Книги

Наливное яблоко : Повествования

22
18
20
22
24
26
28
30

— Как-как? Что это такое? Очень странное название, — продолжала с сомнением она. — Кто это выдумал?

— Да не беспокойся ты! — засмеялся сын. — Так ваша учительница назвала, литераторша. Так что никакого хулиганства и никакой крамолы. Всего-навсего Литературный альманах Юность, а сокращенно Лиалюн. Она даже сама стишки на обложку выдумала.

— Какие стишки? — спросил отец.

— Ну, девиз альманаха. Могу прочесть.

— Давай.

Сын кивнул головой и прочел немного неуверенным голосом:

Пусть автор твой пока ещё юн, Но мы безусловно верим в это, Что тот, кто сегодня писал в Лиалюн, Когда-нибудь станет великим поэтом.

Он сидел, развалившись на стуле, и смотрел на родителей слегка исподлобья, стараясь придать своему пухлощекому лицу суровый вид, как он всегда делал, не зная, как они отнесутся к тем или иным его выходкам. Отец с матерью ответили почти одновременно.

— Это какая учительница? Татьяна Ивановна? Которая на костылях? — спросила мать.

— Она и не подозревает, — подмигнул отец, — что на сей раз она попала в точку. По крайней мере в отношении одного из участников. — И более серьезным тоном: — Что ж, я рад, Борис, это хорошее дело, если только заниматься им серьезно. Писательство, как и всякое дело, требует труда и культуры.

Григорию Михайловичу всегда хотелось подбодрить сына, который, особенно в последние год-два, казался ему неуверенным, сомневающимся в себе, в своих силах, слишком погруженным в себя и в свои переживания, недеятельным. И хотя он видел, что сын замечает его подбадривания и порой не очень доверяет им, ему тем менее представлялось, что постепенно таким образом удастся разбудить в мальчике честолюбие и веру в себя, добиться того, чтобы он ставил себе не мелкие, а крупные, настоящие жизненные цели, чтобы его не волокло по жизни абы как, а чтобы он шел уверенно, зная, куда идет. Но вместе с тем он боялся и отпустить его, что называется, по воле волн. Он был уверен, что долго ещё будет лучше сына понимать его интересы. Но для этого необходимо, чтобы сын доверял ему. Чтобы его воля не была навязана, а была принята сыном, чтобы сын именно с ним связывал свои честолюбивые мечтания. Григорий Михайлович мечтал, чтоб в будущем было достаточно одного его слова, чтобы направить сына в ту или иную область — для его же блага. Поэтому он никогда не требовал, не приказывал, а просил.

— Покажешь? — спросил он, имея в виду рассказ, спросил тоном просьбы, которая, однако, предполагала согласие.
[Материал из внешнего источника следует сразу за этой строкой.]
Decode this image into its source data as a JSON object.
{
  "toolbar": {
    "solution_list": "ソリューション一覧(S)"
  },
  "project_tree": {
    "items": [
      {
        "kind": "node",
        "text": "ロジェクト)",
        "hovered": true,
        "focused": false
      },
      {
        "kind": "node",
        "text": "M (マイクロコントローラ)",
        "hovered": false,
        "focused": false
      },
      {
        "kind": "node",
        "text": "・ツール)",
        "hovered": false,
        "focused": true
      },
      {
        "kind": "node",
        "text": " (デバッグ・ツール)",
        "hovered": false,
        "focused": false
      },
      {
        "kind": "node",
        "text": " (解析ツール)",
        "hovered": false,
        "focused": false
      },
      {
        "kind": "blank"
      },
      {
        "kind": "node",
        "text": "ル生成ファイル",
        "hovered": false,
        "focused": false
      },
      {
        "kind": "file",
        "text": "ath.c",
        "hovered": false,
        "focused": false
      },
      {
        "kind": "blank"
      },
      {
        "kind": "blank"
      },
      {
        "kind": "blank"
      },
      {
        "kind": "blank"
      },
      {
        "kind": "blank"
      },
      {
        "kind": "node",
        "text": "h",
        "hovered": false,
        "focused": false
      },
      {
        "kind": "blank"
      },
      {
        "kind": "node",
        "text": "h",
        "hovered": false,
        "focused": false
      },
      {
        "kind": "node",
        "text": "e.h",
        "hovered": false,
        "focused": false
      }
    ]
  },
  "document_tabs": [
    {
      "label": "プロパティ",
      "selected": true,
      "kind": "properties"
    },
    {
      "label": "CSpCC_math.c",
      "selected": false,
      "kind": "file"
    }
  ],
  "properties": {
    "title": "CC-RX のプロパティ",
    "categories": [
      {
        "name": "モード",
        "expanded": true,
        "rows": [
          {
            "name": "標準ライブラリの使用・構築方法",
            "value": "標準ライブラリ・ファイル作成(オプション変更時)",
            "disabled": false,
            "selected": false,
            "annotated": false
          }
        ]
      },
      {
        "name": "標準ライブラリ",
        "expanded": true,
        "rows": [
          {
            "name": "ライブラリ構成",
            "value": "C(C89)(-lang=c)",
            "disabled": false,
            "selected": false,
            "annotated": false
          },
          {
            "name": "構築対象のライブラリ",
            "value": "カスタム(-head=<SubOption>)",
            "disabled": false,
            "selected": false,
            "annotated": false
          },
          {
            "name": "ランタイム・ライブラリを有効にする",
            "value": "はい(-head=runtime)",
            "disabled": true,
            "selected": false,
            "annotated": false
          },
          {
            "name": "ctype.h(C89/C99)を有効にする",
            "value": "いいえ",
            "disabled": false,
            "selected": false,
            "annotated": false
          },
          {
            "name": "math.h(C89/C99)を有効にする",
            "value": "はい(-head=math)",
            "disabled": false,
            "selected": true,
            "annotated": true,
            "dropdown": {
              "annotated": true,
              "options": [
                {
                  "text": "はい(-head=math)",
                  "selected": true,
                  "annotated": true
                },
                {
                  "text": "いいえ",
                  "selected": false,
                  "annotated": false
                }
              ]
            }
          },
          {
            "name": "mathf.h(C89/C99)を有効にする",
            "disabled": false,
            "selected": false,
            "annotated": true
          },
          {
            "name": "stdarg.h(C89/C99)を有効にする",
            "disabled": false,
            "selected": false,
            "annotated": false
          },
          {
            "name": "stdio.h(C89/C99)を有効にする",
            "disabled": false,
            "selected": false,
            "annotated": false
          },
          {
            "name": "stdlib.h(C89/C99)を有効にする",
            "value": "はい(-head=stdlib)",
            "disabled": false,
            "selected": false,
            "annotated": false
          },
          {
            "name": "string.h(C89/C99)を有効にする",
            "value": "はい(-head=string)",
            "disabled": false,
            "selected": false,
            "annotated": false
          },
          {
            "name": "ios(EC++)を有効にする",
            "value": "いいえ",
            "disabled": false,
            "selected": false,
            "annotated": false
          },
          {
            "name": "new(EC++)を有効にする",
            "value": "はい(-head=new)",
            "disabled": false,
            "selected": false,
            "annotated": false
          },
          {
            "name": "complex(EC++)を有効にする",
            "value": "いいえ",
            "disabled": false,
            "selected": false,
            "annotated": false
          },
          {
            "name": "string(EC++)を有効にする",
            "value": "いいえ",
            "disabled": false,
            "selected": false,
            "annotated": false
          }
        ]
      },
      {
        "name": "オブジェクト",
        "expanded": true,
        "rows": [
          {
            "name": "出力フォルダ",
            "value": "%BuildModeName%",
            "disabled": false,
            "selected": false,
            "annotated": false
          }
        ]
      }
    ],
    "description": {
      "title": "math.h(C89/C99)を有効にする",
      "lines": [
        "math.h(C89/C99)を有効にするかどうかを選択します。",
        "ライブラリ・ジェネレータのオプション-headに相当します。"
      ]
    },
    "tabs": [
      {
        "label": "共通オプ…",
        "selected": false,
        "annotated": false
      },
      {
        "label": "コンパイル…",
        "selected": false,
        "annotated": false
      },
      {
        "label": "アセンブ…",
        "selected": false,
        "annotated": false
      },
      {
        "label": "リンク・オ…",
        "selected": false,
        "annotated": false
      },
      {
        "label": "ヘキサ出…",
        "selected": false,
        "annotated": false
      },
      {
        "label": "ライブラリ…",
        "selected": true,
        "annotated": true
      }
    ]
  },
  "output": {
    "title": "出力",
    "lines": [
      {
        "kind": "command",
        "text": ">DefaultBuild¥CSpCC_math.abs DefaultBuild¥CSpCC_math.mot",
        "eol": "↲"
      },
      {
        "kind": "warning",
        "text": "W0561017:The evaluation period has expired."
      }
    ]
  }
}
— Ладно. Но только не сейчас. А когда я лягу спать, — отвечал слегка набычившись и смущенно, глядя исподлобья, сын.

«Смешной и трогательный подросток», — умиленно подумал Григорий Михайлович и согласно кивнул головой.

Они кончили пить чай, жена принялась мыть посуду, а Борис отправился в свою комнату стелить постель. Наконец он лег, жена помыла посуду, зашла поцеловать Бориса на ночь, вернулась на кухню, где Григорий Михайлович смотрел газету.

— Спит? — спросил он.

— Засыпает.

— Пойдем в твою комнату, к елке.

Он пошел первый, прихватив с собой бутылку «киндзмараули» и пару рюмок. Войдя, зажег свет, и елка его встретила вдруг как живое существо, всей своей зеленой пышностью и оглушающим запахом, снова направляя его мысли на празднично-рождественский лад. Она словно перестроила не только комнату, но весь мир. Хотя бы на время, но наполняя его добротой и спокойствием, ощущением вечности и мира. Поставив на письменный стол бутылку и рюмки и вдыхая хвойный дух, он повернулся к вошедшей следом жене со словами:

— Прямо хочется при свечах посидеть. И погадать, как в старину, гадали. Чего там они делали? Только из Пушкина да из Жуковского и помнишь это… Настали святки. То-то радость! Гадает ветреная младость, перед которой жизни даль, которой ничего не жаль… И как-то там дальше… Что они делали? Не помнишь? Чего-то с кольцами, чаши с водой, свечи с зеркалами…

— Мы, я помню, топили воск и лили в холодную воду, — сказала жена. — Так должно было нагадаться будущее. Но все это глупости и суеверие. Молодые были, глупые.